C explicitly states what an implementation should and should not do. The same with C++, FORTRAN, and other standards. Javascript is a standard written by committee. So why can't it tell implementations what is good behavior and what isn't? Other languages do.
I think there's a distinction to be made between the language spec (e.g., interesting Javascripty details like what is the result of `"" + 1`) and integration issues like what to do when the browser window detaches, how many threads the browser will devote to running Javascript, what to do when some of those threads appear to be blocked, or how should the runtime/VM attempt to recover from deadlock or OOM.
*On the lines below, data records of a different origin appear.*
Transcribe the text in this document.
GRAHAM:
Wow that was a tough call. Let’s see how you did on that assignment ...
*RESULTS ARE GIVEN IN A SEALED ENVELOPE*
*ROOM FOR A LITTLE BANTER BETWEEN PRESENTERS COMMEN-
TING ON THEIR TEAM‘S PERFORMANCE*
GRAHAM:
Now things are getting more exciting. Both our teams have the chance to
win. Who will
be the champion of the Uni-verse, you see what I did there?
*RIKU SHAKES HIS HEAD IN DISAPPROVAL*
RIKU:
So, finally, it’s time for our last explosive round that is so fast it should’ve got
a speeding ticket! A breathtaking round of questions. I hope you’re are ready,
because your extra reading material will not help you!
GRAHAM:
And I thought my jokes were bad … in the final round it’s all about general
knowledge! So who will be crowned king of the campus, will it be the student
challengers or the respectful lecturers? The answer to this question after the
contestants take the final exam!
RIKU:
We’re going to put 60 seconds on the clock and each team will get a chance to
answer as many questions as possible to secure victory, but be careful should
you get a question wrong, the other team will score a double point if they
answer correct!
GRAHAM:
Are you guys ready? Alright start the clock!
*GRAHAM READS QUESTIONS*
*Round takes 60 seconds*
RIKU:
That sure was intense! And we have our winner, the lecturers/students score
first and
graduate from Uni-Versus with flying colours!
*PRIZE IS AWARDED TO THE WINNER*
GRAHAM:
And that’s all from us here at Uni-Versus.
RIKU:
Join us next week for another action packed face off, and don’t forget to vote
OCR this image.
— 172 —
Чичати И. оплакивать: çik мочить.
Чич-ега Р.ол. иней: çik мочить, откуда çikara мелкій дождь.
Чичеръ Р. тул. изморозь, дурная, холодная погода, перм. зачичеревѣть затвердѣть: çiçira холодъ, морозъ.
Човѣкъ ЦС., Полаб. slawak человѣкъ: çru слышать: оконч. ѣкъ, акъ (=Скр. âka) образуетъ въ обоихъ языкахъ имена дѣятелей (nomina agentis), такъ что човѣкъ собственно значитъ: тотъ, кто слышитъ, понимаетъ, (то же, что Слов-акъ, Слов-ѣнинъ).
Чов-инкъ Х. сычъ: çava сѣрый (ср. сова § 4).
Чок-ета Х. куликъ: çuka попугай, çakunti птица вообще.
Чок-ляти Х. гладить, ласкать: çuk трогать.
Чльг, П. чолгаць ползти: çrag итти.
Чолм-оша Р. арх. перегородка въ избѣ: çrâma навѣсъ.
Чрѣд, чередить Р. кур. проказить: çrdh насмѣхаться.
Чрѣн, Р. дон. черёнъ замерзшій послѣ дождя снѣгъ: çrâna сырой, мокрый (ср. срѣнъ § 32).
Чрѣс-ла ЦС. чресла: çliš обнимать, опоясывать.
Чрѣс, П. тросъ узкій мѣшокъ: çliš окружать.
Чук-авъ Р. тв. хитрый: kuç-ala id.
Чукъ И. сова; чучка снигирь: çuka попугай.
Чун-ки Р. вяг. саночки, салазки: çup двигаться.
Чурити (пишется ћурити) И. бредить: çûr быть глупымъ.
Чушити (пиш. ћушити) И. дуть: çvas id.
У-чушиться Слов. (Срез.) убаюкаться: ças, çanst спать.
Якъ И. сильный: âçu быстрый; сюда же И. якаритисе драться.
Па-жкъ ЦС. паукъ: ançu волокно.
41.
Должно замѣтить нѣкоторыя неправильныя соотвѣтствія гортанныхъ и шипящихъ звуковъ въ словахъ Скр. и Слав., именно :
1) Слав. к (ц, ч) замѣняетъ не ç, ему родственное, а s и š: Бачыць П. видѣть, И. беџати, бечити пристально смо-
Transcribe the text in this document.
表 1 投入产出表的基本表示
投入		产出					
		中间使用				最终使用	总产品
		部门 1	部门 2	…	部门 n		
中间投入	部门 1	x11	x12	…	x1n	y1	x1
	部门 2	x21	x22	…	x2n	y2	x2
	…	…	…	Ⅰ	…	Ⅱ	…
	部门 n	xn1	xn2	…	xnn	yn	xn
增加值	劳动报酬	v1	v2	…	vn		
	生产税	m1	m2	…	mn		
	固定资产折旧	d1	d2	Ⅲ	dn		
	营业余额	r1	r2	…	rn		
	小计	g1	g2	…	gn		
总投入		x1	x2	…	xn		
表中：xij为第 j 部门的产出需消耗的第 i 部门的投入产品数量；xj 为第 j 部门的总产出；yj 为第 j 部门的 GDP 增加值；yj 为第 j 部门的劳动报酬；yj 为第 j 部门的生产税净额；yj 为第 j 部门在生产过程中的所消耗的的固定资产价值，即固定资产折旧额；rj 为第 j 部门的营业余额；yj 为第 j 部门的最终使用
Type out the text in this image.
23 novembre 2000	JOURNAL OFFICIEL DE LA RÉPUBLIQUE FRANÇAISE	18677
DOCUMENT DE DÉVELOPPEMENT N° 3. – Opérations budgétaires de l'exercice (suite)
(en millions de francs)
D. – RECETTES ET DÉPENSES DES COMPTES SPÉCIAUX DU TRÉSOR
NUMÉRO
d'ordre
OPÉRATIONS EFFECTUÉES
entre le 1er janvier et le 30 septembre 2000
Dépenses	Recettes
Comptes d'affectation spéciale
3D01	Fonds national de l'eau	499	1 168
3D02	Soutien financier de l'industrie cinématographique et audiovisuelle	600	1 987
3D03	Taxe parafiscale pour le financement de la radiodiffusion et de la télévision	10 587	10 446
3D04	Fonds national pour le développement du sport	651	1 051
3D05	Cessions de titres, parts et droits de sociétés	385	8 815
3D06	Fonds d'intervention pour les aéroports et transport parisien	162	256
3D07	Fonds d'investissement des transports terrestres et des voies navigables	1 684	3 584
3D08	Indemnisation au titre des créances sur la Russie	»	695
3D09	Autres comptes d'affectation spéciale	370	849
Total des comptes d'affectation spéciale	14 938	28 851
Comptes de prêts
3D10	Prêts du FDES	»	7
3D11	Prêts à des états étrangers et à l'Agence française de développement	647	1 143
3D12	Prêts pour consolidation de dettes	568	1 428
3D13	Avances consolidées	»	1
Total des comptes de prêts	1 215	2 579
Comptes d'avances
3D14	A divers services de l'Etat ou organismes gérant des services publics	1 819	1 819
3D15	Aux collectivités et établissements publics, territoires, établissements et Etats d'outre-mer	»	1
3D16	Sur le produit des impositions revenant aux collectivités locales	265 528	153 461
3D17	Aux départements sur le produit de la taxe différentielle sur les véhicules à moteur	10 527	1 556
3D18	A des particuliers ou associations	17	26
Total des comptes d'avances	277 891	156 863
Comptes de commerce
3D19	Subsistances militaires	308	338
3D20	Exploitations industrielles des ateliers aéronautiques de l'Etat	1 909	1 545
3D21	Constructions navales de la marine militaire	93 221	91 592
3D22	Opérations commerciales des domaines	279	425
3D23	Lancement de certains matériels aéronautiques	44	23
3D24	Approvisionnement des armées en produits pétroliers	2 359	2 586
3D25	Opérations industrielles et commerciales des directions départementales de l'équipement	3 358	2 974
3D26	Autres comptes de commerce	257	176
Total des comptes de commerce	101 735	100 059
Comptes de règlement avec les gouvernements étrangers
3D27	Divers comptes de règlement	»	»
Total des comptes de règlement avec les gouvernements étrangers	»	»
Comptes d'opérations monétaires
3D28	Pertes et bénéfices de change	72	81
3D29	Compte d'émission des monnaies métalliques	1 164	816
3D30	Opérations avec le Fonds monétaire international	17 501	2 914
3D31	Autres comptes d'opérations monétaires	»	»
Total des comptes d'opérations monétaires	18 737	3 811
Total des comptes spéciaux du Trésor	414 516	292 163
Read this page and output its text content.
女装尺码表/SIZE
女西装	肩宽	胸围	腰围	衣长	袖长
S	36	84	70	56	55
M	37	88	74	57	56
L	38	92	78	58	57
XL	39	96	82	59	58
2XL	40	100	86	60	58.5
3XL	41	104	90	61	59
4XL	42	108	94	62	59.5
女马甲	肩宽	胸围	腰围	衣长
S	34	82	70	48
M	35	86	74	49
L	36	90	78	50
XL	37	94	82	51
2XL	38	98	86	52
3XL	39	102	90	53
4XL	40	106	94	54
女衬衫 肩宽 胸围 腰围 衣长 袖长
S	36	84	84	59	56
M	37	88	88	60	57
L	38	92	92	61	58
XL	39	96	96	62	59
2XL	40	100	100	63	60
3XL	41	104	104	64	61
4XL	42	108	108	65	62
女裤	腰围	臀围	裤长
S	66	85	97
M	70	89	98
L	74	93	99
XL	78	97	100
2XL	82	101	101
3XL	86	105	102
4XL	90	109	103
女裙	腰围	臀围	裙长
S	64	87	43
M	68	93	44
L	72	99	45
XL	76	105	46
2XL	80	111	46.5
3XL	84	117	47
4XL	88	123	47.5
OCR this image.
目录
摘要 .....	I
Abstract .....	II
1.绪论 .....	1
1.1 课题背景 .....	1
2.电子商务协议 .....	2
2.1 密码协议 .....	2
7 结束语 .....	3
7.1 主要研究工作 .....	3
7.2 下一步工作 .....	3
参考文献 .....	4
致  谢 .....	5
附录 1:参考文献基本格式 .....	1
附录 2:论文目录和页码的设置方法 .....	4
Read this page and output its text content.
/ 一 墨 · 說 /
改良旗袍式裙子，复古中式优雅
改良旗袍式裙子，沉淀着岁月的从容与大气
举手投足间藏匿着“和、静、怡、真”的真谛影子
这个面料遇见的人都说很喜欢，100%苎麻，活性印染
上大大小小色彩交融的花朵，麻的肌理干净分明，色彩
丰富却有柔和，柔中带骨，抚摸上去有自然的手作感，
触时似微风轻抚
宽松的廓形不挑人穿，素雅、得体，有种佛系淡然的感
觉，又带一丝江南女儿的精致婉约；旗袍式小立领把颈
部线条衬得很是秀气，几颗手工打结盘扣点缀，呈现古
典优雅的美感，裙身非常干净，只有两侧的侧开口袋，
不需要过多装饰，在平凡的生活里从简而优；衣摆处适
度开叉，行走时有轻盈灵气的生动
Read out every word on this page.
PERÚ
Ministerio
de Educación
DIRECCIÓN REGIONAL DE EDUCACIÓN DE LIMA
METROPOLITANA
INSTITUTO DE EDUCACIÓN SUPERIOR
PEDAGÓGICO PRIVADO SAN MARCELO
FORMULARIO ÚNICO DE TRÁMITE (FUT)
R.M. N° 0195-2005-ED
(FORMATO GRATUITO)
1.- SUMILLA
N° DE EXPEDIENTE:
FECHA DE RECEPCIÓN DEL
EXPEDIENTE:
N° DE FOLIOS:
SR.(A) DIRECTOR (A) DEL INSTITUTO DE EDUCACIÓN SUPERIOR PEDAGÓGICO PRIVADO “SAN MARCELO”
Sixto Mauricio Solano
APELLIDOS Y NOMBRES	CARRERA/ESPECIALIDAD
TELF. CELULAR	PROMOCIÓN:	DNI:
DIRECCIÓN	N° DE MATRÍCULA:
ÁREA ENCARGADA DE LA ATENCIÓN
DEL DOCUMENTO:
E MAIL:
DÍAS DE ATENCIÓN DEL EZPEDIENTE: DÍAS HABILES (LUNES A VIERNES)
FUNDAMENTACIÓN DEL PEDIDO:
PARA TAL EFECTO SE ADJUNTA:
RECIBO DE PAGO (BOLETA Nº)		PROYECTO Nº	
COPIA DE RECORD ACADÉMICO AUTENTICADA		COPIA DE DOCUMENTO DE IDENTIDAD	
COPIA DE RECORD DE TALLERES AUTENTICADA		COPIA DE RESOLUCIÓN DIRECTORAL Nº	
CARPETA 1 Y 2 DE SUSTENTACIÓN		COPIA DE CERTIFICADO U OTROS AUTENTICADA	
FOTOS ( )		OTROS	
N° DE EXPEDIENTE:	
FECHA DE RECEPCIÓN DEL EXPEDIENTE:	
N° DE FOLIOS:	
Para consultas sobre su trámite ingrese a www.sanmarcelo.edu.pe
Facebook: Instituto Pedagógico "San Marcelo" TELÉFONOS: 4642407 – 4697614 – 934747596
The implementations are what matter. They're the only thing that matters. It's the business axiom "Ideas are worthless, it's the implementation that counts" at work.
Ask yourself this: If V8's performance was still at 2010 levels, would Node exist?
And if some other language were the one which had been picked for browsers - JavaScript relegated to only running on servers - I wager JavaScript would hardly be used at all.
V8 is a good runtime implementation for a pretty weak language. Personally I don't think node's existence is a net positive for the world. Ask yourself if we'd be farther ahead if the browsers of 20 years ago ran Perl instead. Anyhow, this entire thread already supports the two ideas that (1) implementation is hugely important and (2) not all issues are language issues per se.